Predicar con el ejemplo

Desde hace sexenios los mexicanos hemos padecido graves turbulencias propiciadas por quienes tienen la responsabilidad de velar por los intereses de nuestra nación y de sus habitantes.

Predicar con el ejemplo influye favorablemente en las personas. Contra esa noble práctica se cuelan influencias negativas que no embonan con la acepción del verbo predicar, entonces la frase cambia su sentido a: “gobernar con mal ejemplo”; ahí es donde la puerca torció el rabo. Bajo esa cínica práctica arraigada desde hace décadas entre quienes nos gobiernan y nos han gobernado, da como resultado los saqueos cometidos por funcionarios públicos de todos los niveles, incluidos algunos gobernadores. El saqueo se incrementó en este sexenio cuando se supo de la casa blanca del tlatoani. Sus congéneres se abocaron a asaltar las finanzas públicas. Tres de ellos: Borge y los dos Duarte; carentes de los más elementales principios, dijeron: “si el tlatoani roba, por qué nosotros no”.  Así las cosas, dejaron en banca rota a sus estados. Estos tres ladrones y muchos más, igual que sus antecesores, pasaron a engrosar la lista de multimillonarios en un país donde la precariedad cada día es más acentuada en la población. EPN ponderó reiteradamente a estos tres pillos como representantes de la nueva generación del PRI. Hoy día, algunos, solo algunos de los muchos políticos que nos han robado impunemente, son “buscados” por la justicia. Muchos otros, los más, los protege el sistema, si lo dudas, pregúntales a Arturo Montiel a Humberto Moreira o a Emilio Gonzáles Márquez.

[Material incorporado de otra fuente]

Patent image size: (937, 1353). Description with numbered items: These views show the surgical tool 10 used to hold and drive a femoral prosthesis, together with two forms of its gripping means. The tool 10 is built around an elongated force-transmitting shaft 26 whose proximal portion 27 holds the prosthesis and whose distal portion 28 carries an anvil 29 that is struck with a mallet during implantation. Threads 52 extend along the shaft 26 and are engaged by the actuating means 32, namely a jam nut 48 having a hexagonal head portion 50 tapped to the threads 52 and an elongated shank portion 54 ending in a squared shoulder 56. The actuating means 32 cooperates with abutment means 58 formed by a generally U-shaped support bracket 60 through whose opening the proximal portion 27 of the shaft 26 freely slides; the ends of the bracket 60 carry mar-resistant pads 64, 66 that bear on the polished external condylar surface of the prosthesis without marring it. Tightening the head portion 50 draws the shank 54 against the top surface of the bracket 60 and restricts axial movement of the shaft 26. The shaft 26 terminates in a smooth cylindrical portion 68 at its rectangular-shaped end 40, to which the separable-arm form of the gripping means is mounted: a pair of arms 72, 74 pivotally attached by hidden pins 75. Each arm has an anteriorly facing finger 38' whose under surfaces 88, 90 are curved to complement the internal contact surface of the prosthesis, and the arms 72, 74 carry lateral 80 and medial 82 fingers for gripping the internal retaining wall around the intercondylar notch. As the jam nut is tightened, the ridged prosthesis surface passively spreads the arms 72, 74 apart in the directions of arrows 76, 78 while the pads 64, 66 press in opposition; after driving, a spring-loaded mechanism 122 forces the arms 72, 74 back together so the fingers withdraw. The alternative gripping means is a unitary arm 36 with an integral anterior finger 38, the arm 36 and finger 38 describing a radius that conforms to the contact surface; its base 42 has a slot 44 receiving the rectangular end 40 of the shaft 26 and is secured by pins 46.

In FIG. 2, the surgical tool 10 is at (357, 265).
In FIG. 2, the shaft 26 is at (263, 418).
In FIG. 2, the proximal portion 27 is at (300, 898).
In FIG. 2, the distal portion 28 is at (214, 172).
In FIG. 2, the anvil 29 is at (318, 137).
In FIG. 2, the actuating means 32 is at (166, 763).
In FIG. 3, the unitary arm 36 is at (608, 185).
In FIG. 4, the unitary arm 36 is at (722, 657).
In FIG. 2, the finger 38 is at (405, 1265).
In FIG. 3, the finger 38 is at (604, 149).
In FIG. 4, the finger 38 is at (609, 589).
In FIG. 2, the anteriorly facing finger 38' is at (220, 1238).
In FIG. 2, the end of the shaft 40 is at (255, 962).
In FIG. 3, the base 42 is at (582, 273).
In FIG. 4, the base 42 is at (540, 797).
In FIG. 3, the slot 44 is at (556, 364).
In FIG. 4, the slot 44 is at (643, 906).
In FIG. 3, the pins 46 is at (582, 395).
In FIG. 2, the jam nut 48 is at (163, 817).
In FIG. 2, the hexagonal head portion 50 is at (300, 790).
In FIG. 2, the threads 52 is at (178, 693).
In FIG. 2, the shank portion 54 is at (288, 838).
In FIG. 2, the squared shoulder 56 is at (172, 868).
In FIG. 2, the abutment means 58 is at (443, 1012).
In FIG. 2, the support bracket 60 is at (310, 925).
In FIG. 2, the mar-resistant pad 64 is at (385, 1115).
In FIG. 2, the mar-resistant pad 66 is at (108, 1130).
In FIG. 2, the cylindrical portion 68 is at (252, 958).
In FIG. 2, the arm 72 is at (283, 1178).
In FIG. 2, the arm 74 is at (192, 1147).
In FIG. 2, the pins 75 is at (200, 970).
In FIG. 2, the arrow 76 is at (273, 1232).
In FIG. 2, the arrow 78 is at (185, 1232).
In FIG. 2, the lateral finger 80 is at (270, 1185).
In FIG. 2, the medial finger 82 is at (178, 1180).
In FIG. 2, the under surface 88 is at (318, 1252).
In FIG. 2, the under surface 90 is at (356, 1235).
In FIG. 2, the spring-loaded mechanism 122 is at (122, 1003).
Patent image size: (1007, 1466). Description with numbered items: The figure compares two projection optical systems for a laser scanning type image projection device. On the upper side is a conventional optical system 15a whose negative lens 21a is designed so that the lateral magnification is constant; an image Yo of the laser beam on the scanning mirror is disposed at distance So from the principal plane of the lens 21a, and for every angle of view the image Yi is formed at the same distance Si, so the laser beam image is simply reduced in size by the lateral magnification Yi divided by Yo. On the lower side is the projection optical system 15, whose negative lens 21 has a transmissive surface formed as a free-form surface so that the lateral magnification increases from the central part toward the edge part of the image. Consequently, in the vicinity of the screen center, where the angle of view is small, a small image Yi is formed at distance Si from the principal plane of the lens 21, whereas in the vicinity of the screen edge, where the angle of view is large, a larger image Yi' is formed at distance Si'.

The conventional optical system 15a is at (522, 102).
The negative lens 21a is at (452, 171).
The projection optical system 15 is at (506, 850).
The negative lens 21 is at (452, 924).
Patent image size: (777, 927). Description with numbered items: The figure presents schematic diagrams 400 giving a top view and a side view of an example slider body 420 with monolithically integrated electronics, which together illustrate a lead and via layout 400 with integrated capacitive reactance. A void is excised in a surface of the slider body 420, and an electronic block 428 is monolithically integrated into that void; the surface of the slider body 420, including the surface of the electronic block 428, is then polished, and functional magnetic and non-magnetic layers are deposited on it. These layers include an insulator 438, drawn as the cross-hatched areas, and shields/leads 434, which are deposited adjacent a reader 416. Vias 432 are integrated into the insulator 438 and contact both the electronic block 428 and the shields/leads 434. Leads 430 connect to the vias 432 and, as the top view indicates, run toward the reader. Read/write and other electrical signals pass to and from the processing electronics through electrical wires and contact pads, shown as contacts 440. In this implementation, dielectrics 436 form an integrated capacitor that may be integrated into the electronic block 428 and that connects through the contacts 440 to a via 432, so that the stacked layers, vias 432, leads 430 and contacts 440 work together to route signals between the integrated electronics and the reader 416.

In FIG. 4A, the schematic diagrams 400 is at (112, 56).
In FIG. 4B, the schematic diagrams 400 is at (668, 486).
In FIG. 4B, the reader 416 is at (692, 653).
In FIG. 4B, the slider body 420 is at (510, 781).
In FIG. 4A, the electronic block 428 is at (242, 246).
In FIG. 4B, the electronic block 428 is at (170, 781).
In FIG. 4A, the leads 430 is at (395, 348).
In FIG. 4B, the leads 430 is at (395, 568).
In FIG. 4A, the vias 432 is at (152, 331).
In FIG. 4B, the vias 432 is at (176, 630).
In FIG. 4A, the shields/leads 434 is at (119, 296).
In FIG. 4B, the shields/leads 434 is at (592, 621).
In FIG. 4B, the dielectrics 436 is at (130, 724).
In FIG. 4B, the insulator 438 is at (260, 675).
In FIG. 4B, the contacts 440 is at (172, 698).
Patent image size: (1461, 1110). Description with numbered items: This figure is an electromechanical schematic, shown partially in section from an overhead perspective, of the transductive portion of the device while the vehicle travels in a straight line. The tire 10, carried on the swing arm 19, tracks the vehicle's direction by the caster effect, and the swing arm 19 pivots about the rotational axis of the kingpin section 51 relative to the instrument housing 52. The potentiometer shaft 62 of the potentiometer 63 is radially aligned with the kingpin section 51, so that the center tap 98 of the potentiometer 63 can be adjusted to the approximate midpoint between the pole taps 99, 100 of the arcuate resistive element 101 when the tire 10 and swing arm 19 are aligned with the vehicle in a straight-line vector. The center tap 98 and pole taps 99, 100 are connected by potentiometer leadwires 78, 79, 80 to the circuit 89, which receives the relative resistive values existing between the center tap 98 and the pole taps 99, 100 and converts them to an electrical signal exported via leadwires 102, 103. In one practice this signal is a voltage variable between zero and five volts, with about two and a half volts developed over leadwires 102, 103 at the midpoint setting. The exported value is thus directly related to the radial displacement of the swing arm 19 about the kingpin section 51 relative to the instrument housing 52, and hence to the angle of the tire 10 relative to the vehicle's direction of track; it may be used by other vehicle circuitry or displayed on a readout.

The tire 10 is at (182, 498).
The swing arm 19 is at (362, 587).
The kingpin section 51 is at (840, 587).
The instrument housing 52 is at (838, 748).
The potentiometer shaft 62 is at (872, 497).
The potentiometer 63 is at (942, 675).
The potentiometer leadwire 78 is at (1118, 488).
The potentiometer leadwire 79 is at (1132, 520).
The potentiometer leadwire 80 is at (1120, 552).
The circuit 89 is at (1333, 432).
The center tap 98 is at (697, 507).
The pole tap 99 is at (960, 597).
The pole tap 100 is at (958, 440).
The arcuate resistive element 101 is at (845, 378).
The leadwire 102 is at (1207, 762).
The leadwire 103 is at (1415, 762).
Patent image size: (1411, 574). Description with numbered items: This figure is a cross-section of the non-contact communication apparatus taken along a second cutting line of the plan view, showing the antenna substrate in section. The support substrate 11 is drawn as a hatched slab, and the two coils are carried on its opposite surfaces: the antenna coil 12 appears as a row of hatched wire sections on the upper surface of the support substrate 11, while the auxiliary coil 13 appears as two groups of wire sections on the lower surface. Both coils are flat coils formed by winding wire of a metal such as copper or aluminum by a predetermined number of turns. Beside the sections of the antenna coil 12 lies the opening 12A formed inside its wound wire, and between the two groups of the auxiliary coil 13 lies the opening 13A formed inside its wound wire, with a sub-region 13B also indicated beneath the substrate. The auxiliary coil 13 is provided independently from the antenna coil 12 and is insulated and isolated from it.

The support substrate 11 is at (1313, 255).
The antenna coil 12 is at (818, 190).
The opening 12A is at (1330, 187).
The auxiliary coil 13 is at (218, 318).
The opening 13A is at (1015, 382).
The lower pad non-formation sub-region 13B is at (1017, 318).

“De pasadita” para expiar sus culpas, Peña Nieto menciona la corrupción en sus discursos. Un sabio refrán dice: “Tus actos hablarán más alto y más claro que tus palabras”. Por más adornos de oratoria que Peña impregne a sus peroratas, son palabras huecas, sus hechos demuestran lo contrario. La cloaca se destapó. El Desprestigio de EPN y la corrupción de “nuestros” políticos ladrones han cundido en todo el mundo. La imagen de México en el exterior nunca estuvo tan devaluada, eso nos limita a negociar con otros países en condiciones equitativas. En los terrenos político y comercial, los mandatarios y los inversionistas extranjeros nos ven con recelo.

PD. Mientras tanto los senadores Cabazos Lerma, Romero Deshampas y Gamboa Patrón; pasean por la vida muy campantes. ¿Nuevo PRI?